Had the 3rd floor Office Assistant III position been left intact, the more senior of the two employees would have had bumping rights to it [a position she previously held for many years], and the less senior employee would have been bumped out to Fire. Of course, that would be unacceptable in this new era of personalities before positions, so the 3rd floor position had to be adjusted, at least temporarily, to be less desirable than the position in Fire. That would be the only way to achieve the desired effect of keeping the less senior employee on the 3rd floor. Have you caught a whiff of it yet?

After the July layoffs were completed, we watched in dumbstruck awe as the least senior admin employee in the entire City, who had been protected from layoff by creation of additional Admin Assistant positions, got promoted without notice or an opportunity for others to compete. As we mentioned in our earlier post, this move put her in a higher classification than other qualified employees with far more seniority.

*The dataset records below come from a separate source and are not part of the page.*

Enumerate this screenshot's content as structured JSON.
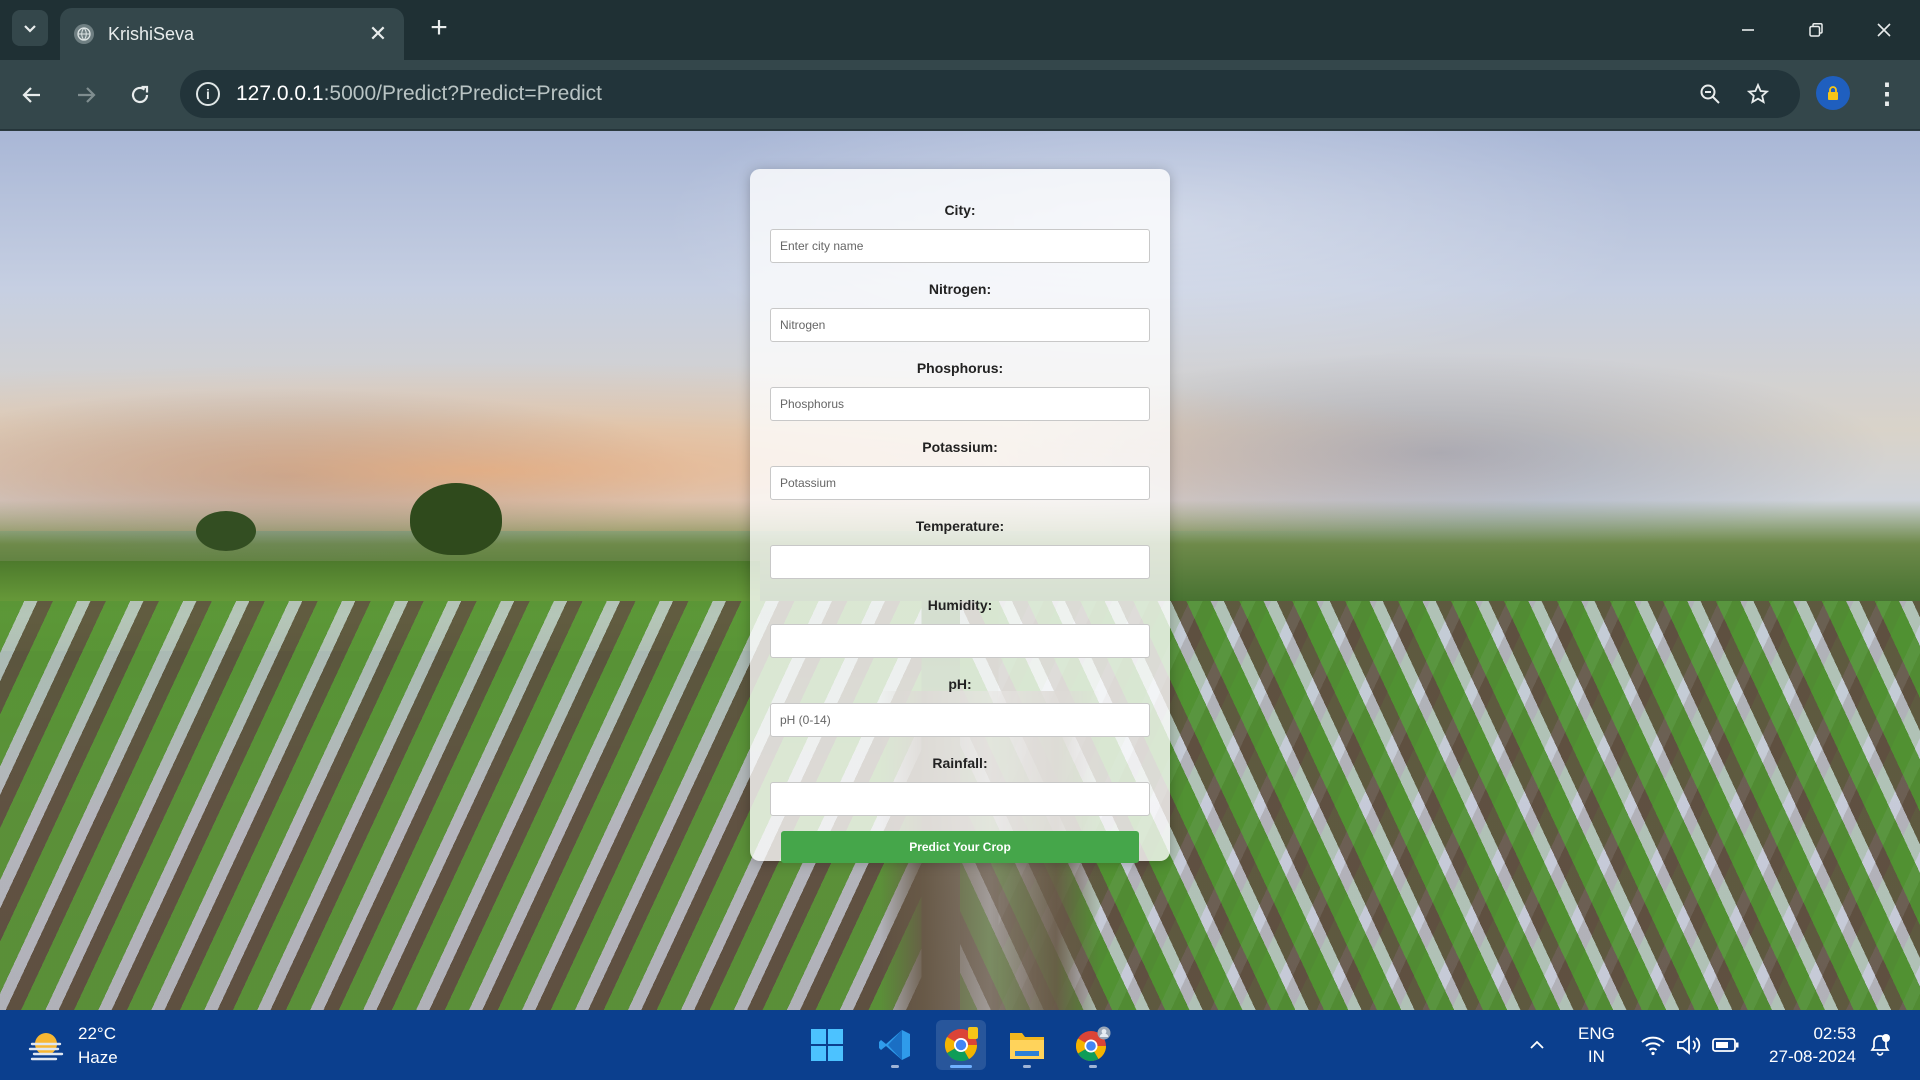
{
  "browser": {
    "tab_title": "KrishiSeva",
    "url_host": "127.0.0.1",
    "url_rest": ":5000/Predict?Predict=Predict"
  },
  "form": {
    "fields": [
      {
        "label": "City:",
        "placeholder": "Enter city name"
      },
      {
        "label": "Nitrogen:",
        "placeholder": "Nitrogen"
      },
      {
        "label": "Phosphorus:",
        "placeholder": "Phosphorus"
      },
      {
        "label": "Potassium:",
        "placeholder": "Potassium"
      },
      {
        "label": "Temperature:",
        "placeholder": ""
      },
      {
        "label": "Humidity:",
        "placeholder": ""
      },
      {
        "label": "pH:",
        "placeholder": "pH (0-14)"
      },
      {
        "label": "Rainfall:",
        "placeholder": ""
      }
    ],
    "submit_label": "Predict Your Crop",
    "submit_color": "#45a64a"
  },
  "taskbar": {
    "weather_temp": "22°C",
    "weather_desc": "Haze",
    "lang_top": "ENG",
    "lang_bottom": "IN",
    "time": "02:53",
    "date": "27-08-2024",
    "apps": [
      "windows-start-icon",
      "vscode-icon",
      "chrome-icon",
      "file-explorer-icon",
      "chrome-profile-icon"
    ]
  }
}
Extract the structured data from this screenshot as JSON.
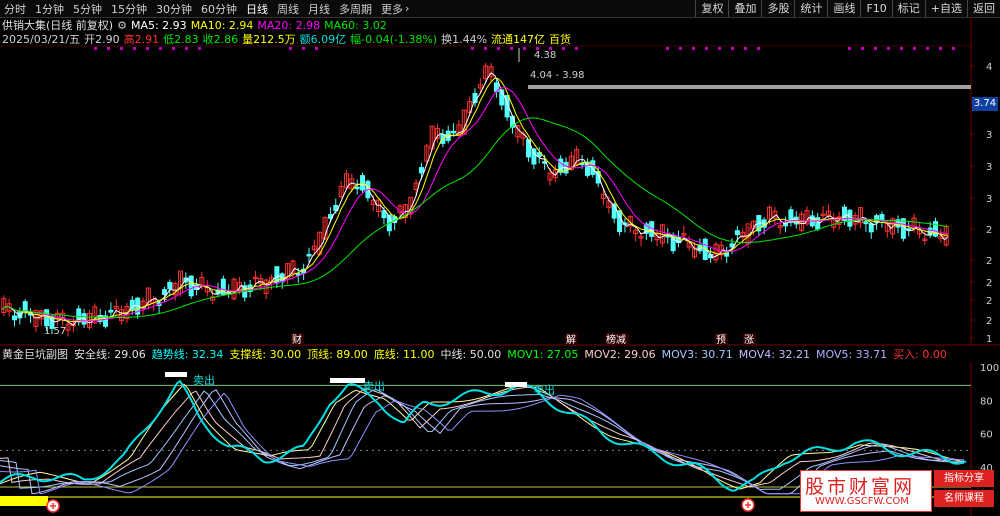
{
  "toolbar": {
    "periods": [
      "分时",
      "1分钟",
      "5分钟",
      "15分钟",
      "30分钟",
      "60分钟",
      "日线",
      "周线",
      "月线",
      "多周期",
      "更多"
    ],
    "active_period": "日线",
    "more_arrow": "›",
    "right_buttons": [
      "复权",
      "叠加",
      "多股",
      "统计",
      "画线",
      "F10",
      "标记",
      "+自选",
      "返回"
    ]
  },
  "info": {
    "stock_name": "供销大集(日线 前复权)",
    "ma5": "MA5: 2.93",
    "ma10": "MA10: 2.94",
    "ma20": "MA20: 2.98",
    "ma60": "MA60: 3.02",
    "date": "2025/03/21/五",
    "open": "开2.90",
    "high": "高2.91",
    "low": "低2.83",
    "close": "收2.86",
    "volume": "量212.5万",
    "amount": "额6.09亿",
    "change": "幅-0.04(-1.38%)",
    "turnover": "换1.44%",
    "float_value": "流通147亿",
    "sector": "百货"
  },
  "colors": {
    "bg": "#000000",
    "up": "#ff3232",
    "down": "#54ffff",
    "ma5": "#ffffff",
    "ma10": "#ffff00",
    "ma20": "#ff00ff",
    "ma60": "#00e600",
    "gray_bar": "#a0a0a0"
  },
  "price_axis": [
    "4",
    "3",
    "3",
    "3",
    "3",
    "2",
    "2",
    "2",
    "2",
    "2",
    "1"
  ],
  "current_price_tag": "3.74",
  "annotations": {
    "high_label": "4.38",
    "range_label": "4.04 - 3.98",
    "low_label": "1.57",
    "ticks_label": "1",
    "events": [
      "财",
      "解",
      "榜减",
      "预",
      "涨"
    ]
  },
  "sub": {
    "name": "黄金巨坑副图",
    "items": [
      {
        "text": "安全线: 29.06",
        "color": "#e0e0e0"
      },
      {
        "text": "趋势线: 32.34",
        "color": "#00ffff"
      },
      {
        "text": "支撑线: 30.00",
        "color": "#ffff00"
      },
      {
        "text": "顶线: 89.00",
        "color": "#ffff00"
      },
      {
        "text": "底线: 11.00",
        "color": "#ffff00"
      },
      {
        "text": "中线: 50.00",
        "color": "#e0e0e0"
      },
      {
        "text": "MOV1: 27.05",
        "color": "#00ff00"
      },
      {
        "text": "MOV2: 29.06",
        "color": "#ffcccc"
      },
      {
        "text": "MOV3: 30.71",
        "color": "#a0c8ff"
      },
      {
        "text": "MOV4: 32.21",
        "color": "#c0c0ff"
      },
      {
        "text": "MOV5: 33.71",
        "color": "#b0b0ff"
      },
      {
        "text": "买入: 0.00",
        "color": "#ff3232"
      }
    ],
    "axis": [
      "100",
      "80",
      "60",
      "40"
    ],
    "sell_label": "卖出"
  },
  "watermark": {
    "brand": "股市财富网",
    "url": "WWW.GSCFW.COM",
    "tag1": "指标分享",
    "tag2": "名师课程"
  }
}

Our guess is we will see that happen again, once this round of layoffs is complete. We bet five bucks the 3rd floor position will be restored to full-time and reclassified to the new “Executive CSA” position, from which the incumbent cannot be bumped. That would really stink.

More of the new efforts at transparency and morale building….


Photo credit:

No Grievance, No Problem?

At the October 1 Council meeting, after my colleagues and I raised the issue of improprieties that occurred during the first round of layoffs, Mayor Gruendl engaged the City’s Executive Team to hear ‘their side’ of the story. The City Attorney stated that no grievances had been filed by the CEA administrative staff during the initial layoff process  (note CEA is only one union group of the nine existing within the City); in response to which the Mayor implied if no grievance or labor practice complaint was filed, then there must have been no issue with the layoff procedures.

The idea of measuring the ‘correctness’ of layoff procedures by whether or not grievances were filed is absurd.

As laid out in our recap of the administrative layoffs (linked above), City employees were witnessing the new Executive Team targeting specific individuals by laying aside adopted personnel rules to enact favoritism. While some employees were rewarded with promotions and raises for demonstrating a ‘yes-man’ personality and not questioning management’s actions, most employees were experiencing a very different, extremely uncomfortable, environment. In this more common and negative environment, we wonder, what employee who needed his or her job would be willing to stir the pot by individually filing a grievance, an act equivalent to placing a target on their chest? It had become all too clear that those not willing to keep their heads down and mouths shut would find themselves in danger of being demoted, or even more devastating to their personal and family welfare, terminated from employment.

In light of the new round of layoff notices delivered last week, employees who have been impacted by improper layoff procedures may want to consider whether filing a grievance is now in their best interest. If we are to believe the Mayor, filing a grievance or labor practice complaint may be the only way the Executive Team will be held accountable.

Section 2.72 of the Municipal Code requires Council adoption of personnel rules, and states in part, “High morale shall be maintained by fair administration of this chapter and by every consideration of the rights and interests of employees consistent with the best interests of the public and the city.” Your Union Steward can provide you with additional information on the grievance process.

These back-room deals on layoffs, reclassifications, and promotions should cause concern to every Chico citizen. The Executive Team’s willingness to come up with a ‘legal’ work-around that violates the spirit of the Municipal Code and Administrative Policies and Procedures should send up a large red flag. This time, the victims were employees, but what could be next? Possibly a loophole to obtain a tax increase by calling it something else . . . perhaps a solid waste franchise fee levied on citizens via their garbage service bills?

Only time will tell. Remember, just because the government has the right to do something, does not make it the right thing to do.